53 articoli modificano ben 49 degli 80 articoli di cui è composta la seconda parte della Costituzione incidendo in ciascuno dei 6 titoli; le modifiche riguardano il bicameralismo, il procedimento legislativo, la forma di governo, il sistema delle autonomie, le istituzioni di garanzia. La revisione, che formalmente riguarda la seconda parte della Costituzione, in realtà va a toccare anche i diritti disciplinati nella prima parte. L’alterazione profonda degli equilibri istituzionali tra governo, parlamento, istituzioni intermedie e organi di controllo incide di fatto sulla esigibilità dei diritti e dei principi contenuti nella prima parte.
Per le ACLI non può essere buona una riforma nata e approvata con spirito di rivalsa e di contrapposizione quando invece l’Italia avrebbe bisogno di unità nei simboli, nei sentimenti nazionali e ancor di più nelle regole costituzionali.
2. Nel merito della riforma le Acli criticano innanzitutto lo sbilanciamento dei poteri nelle mani del Primo Ministro aggravato dalla mancanza degli opportuni contropoteri (Presidente della Repubblica, Corte Costituzionale e autorità amministrative indipendenti).

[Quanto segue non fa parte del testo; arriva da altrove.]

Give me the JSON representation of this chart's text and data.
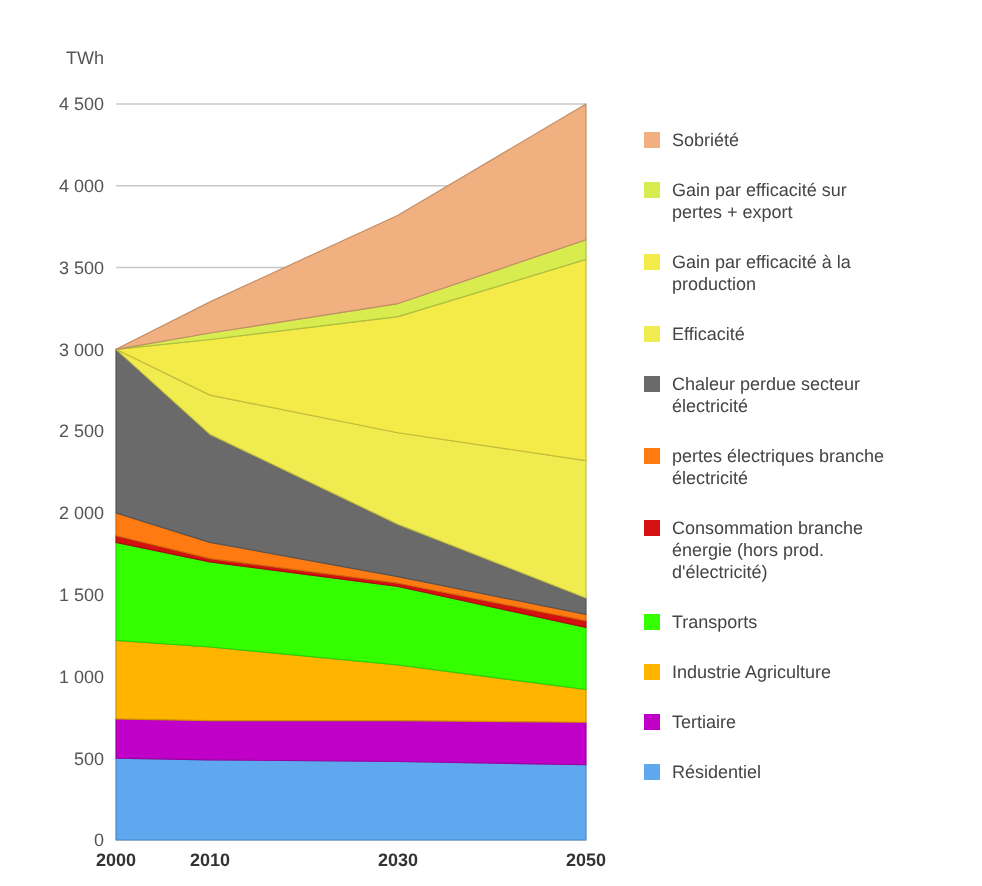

Per le Acli le norme approvate sono contraddittorie e pasticciate, particolarmente quelle che fanno riferimento al Senato, la cosiddetta Camera delle Regioni, per il quale la riforma ha costruito un procedimento legislativo così complesso e barocco da mettere in seria discussione il suo funzionamento.
Stesso pasticcio per la cosiddetta “devolution” che da una parte sembra fondata sulla competizione tra Regioni, piuttosto che sulla loro collaborazione; dall’altra configura per molti aspetti un ritorno al vecchio modello centralistico.
L’attribuzione alle Regioni delle competenze esclusive in materia di sanità, scuola e polizia amministrativa locale indebolisce l’unità dei grandi sistemi nazionali, aggravando ulteriormente le disparità fra le varie parti del Paese.
3. Per questi motivi le Acli hanno aderito al Comitato “Salviamo la Costituzione” impegnandosi, insieme ad un'ampia parte di soggetti sociali, sindacali, politici a raccogliere le firme per indire il referendum e dire NO a questa riforma.
Si mobiliteranno inoltre nel coinvolgimento dei cittadini sia attraverso l’informazione che attraverso la raccolta delle firme.
Per le Acli è fondamentale rilanciare l’idea di una “Convenzione costituente”, nella quale coinvolgere, oltre le due Camere, anche le Regioni, le autonomie locali e le forze sociali più rappresentative per costruire regole condivise orientate al bene comune del Paese e al consolidamento della democrazia.